Russes et Américains mènent grand bruit. Les asiatiques sont plus discrets, peut-être parce que leurs ambitions sont plus précises. De-ci, de-là, ils font miroiter l'espoir d'impossibles investissements, mais avec ténacité ils cherchent surtout à prendre des positions commerciales : en attendant mieux, sans doute. Or de tous les périls qui menacent les jeunes indépendances africaines, l'Asie représente le principal. Nous ne parlons pas tant des missions plus ou moins officielles, telle une mission de Hong Kong qu'au cours d'un voyage nous avons rencontrée d'étape en étape. Elle parlait de créer des usines, mais en important de la main-d’œuvre chinoise. Les Africains ne s'y sont pas laissés prendre. Nous ne parlons même pas des missions commerciales japonaises en septembre puis en décembre 1960. Les Asiatiques, encore une fois toujours discrets, comptent surtout sur l'attrait de leurs produits dont des salaires de famine permettent les bas prix.

Pour les Africains, la tentation est forte. Le niveau de vie de leur population est bas, et le souci de le relever anime tous les gouvernements. Malheureusement, si des importations à bas prix peuvent dégrader les prix au stade industriel, et nous allons y revenir, les populations n'en bénéficieront que peu ou prou. Rendues sur les marchés après toute une série d'intermédiaires et de revendeurs, dont les bénéfices croîtront d'autant, elles s'aligneront sur les prix européens. Mais nous l'avons dit, au stade industriel les marchés se dégraderont. Autant dire que si ces importations se multiplient, l'Afrique verra péricliter ses industries que leur nouveauté rend fragile et les investisseurs seront découragés. Les répercussions peuvent être encore plus profondes. Sans la contrepartie que représentent des débouchés privilégiés, français ou européens, dont contre le cartiérisme ambiant les sentiments ont besoin d'être stimulés, se décourageront d'aider l'Afrique. À la limite, celle-ci se condamnera au rôle de fournisseur de matières premières agricoles toujours difficiles à placer, tandis qu'elle importera toujours les produits manufacturés. Un pacte colonial obscur et sournois sera souscrit, dont cette fois-ci l'Asie sera « la » bénéficiaire.

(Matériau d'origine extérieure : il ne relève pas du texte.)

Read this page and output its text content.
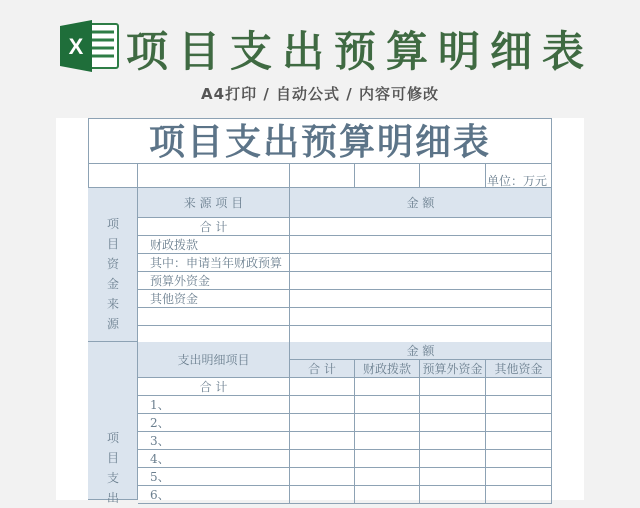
X 项目支出预算明细表
A4打印 / 自动公式 / 内容可修改
单位：万元
来 源 项 目	金 额
合 计
财政拨款
其中：申请当年财政预算
预算外资金
其他资金
支出明细项目
金 额
合 计	财政拨款 预算外资金 其他资金
合 计
1、
2、
3、
4、
5、
6、
项
目
资
金
来
源
项
目
支
出
项目支出预算明细表
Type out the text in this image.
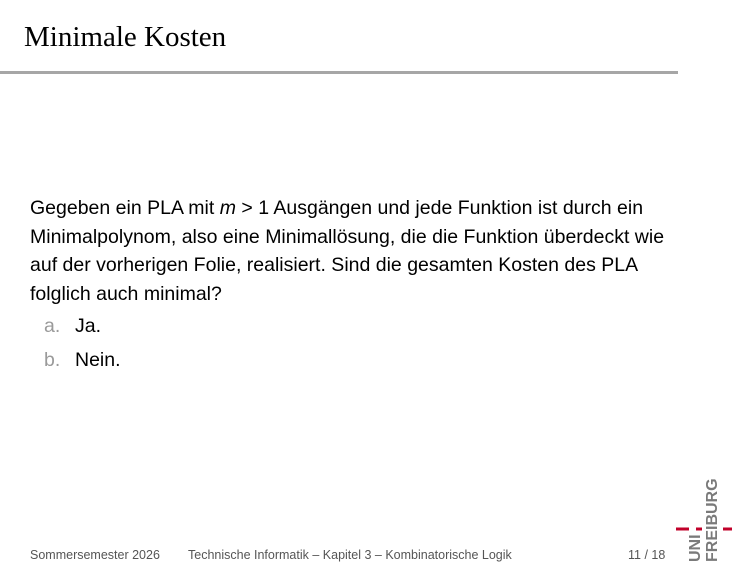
Minimale Kosten
Gegeben ein PLA mit m > 1 Ausgängen und jede Funktion ist durch ein Minimalpolynom, also eine Minimallösung, die die Funktion überdeckt wie auf der vorherigen Folie, realisiert. Sind die gesamten Kosten des PLA folglich auch minimal?
a. Ja.
b. Nein.
Sommersemester 2026 Technische Informatik – Kapitel 3 – Kombinatorische Logik	11 / 18 UNI FREIBURG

Ce risque, heureusement, les Africains d'expression française – nous n'en dirions pas autant du Ghana – l'ont spontanément aperçu. Ils ont d'instinct réagi, établissant des plafonds aux importations asiatiques. L'Afrique d'expression française comme Madagascar ont prouvé que leur maturité n'était pas seulement politique, mais économique.